A CCEE, entidade responsável pelas negociações de compra e venda de energia elétrica no país, está trabalhando na criação de um site de comparação de preço para melhorar a competição dentro do mercado livre de energia no âmbito da consulta pública sobre o Open Energy, a fim de levar ao consumidor a melhor proposta, com base em filtros personalizados.
“Existe uma assimetria de informações enorme no mercado. O portal de comparação vai trazer muito avanço, principalmente quando falamos da abertura total do mercado. Nossa intenção é discutir com o mercado para reduzir a assimetria e dar mais segurança para o consumidor escolher o seu fornecedor, sem limitar a inovação ou novos produtos que possam ser criados”, disse gerente-executivo de Regulação, Informações ao Mercado e Capacitação da CCEE, Cesar Pereira.

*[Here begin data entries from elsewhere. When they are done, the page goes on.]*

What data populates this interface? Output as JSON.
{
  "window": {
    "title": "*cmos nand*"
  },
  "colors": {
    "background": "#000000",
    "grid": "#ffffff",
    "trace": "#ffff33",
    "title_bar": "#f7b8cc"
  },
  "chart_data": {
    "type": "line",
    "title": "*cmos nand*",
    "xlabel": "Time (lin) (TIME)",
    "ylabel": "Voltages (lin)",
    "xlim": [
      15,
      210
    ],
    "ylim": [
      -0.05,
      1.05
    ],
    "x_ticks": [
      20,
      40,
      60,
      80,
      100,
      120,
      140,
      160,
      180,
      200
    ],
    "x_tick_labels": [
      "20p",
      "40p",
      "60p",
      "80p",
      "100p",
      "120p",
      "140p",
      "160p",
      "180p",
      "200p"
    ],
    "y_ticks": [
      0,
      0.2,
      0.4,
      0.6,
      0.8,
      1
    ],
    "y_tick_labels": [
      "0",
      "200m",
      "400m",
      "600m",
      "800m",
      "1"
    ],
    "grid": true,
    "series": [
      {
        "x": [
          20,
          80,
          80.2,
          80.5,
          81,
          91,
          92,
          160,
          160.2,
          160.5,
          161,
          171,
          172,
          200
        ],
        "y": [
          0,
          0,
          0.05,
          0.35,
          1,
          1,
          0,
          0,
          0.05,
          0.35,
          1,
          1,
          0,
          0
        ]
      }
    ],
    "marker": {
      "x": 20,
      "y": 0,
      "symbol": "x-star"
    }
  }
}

A LGPD também entrou na discussão sobre o Open Energy brasileiro, assim como a Autoridade Nacional de Proteção de Dados, autarquia vinculada ao Ministério da Justiça e que fiscaliza o cumprimento da legislação em questão. Para Caio Alves, a consulta pública da Aneel não propôs um limite na regulamentação entre a autoridade de dados e agência reguladora do setor elétrico, e não está claro a quem o consumidor de energia poderá recorrer caso necessário —se considerar que seus dados foram violados, por exemplo.
Para Ricardo Tili, a regulamentação da Aneel resguarda os direitos relacionados ao setor elétrico, sendo razoável que questões futuras envolvendo o Open Energy estejam no âmbito da agência reguladora de energia. “Não vejo nenhum empecilho em trabalhar junto com outro órgão em processos, as agências estão sempre se comunicando e fazendo normas que perpassam”, afirmou Tili.
GREEN BUTTON
A proposta submetida à consulta pela Aneel divide a implantação do Open Energy em duas etapas, sendo que a primeira, chamada de Green Button (em alusão ao nome usado nos Estados Unidos), deve estar disponível até dezembro de 2025. A ideia desta fase é o consumidor ver informações do seu consumo fornecidas pelas distribuidoras, no caso do consumidor cativo, e pelas comercializadoras varejistas e CCEE, para os consumidores já inseridos no ambiente de contratação livre.
A segunda etapa prevê compartilhamento de informações de maneira automática, via interface de programação em aplicações, de forma que o consumidor regulado interessado em receber ofertas para migração entre mercados e/ou fornecedor poderá entrar no site da distribuidora para solicitar que seus dados sejam compartilhados com os comercializadores varejistas.
A distribuidora deverá compartilhar o pedido com a CCEE, que será o diretório central do Open Energy, e enviará a lista das empresas participantes da modalidade para que o consumidor selecione aqueles com quem quer compartilhar suas informações. O prazo de implementação é dezembro de 2026, mas diversas empresas em suas contribuições na consulta pública pediram maior prazo, devido a necessidade de aperfeiçoamento tecnológico de seus sistemas.
Segundo Sicsú, a Abraceel, por exemplo, solicitou que a Aneel não estabeleça uma data específica para o início do Open Energy, mas um período para implementação a partir da aprovação, para trazer mais previsibilidade às empresas e tempo para aprimoramento dos mecanismos necessários.